1942: Japanese Massacre of 100 ABDA Command
Feb 15
The Banka Island Massacre
Japanese Massacre of 100 ABDA Command
Today in 1942, 360 paratroopers of Japanese 1st Airborne Division landed at Pangkalanbenteng airfield near Palembang, Sumatra, Dutch East Indies. In response, ABDA (American-British-Dutch-Australian) command sent 5 cruisers and 11 destroyers to transport troops to Palembang. Dutch destroyer HNLMS Van Ghent in this force ran aground on the next day and would be scuttled.

Meanwhile, the British ship Vyner Brooke, escaping from Singapore with 300 on board, was bombed off Sumatra. Around 100 survivors, including 22 Australian nurses, reach shore on Banka island. The men were marched away by the Japanese and bayoneted and shot, the wounded were bayoneted where they laid, and the nurses were herded into the sea and machine gunned.
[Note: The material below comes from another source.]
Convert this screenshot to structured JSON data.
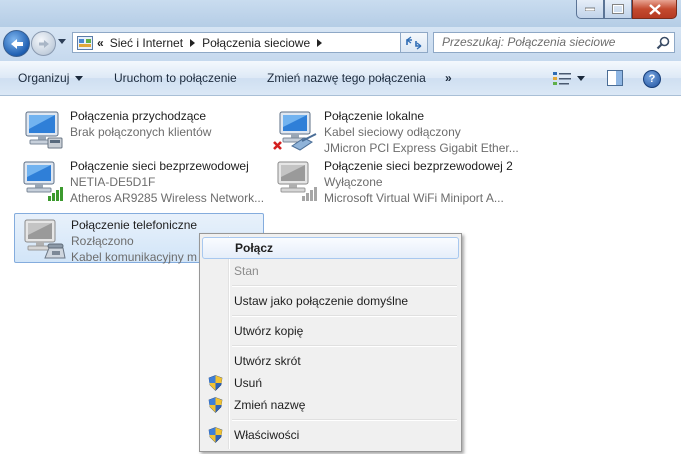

One, Sister Vivian Bulwinkel, was wounded but survived to tell of the atrocity. “The girls fell one after the other.” Sister Bullwinkel, badly wounded and feigning death, was the only survivor.
After a long while Bullwinkel got back to the now empty beach. There she found a wounded British soldier from another massacre. They hid out for 12 days, and she cared for the man until he died. Eventually, she surrendered again to the Japanese, but made no mention of the massacre. She was interned with other nurses and endured a further three years of hardship and brutality before her release enabled her to tell her harrowing story.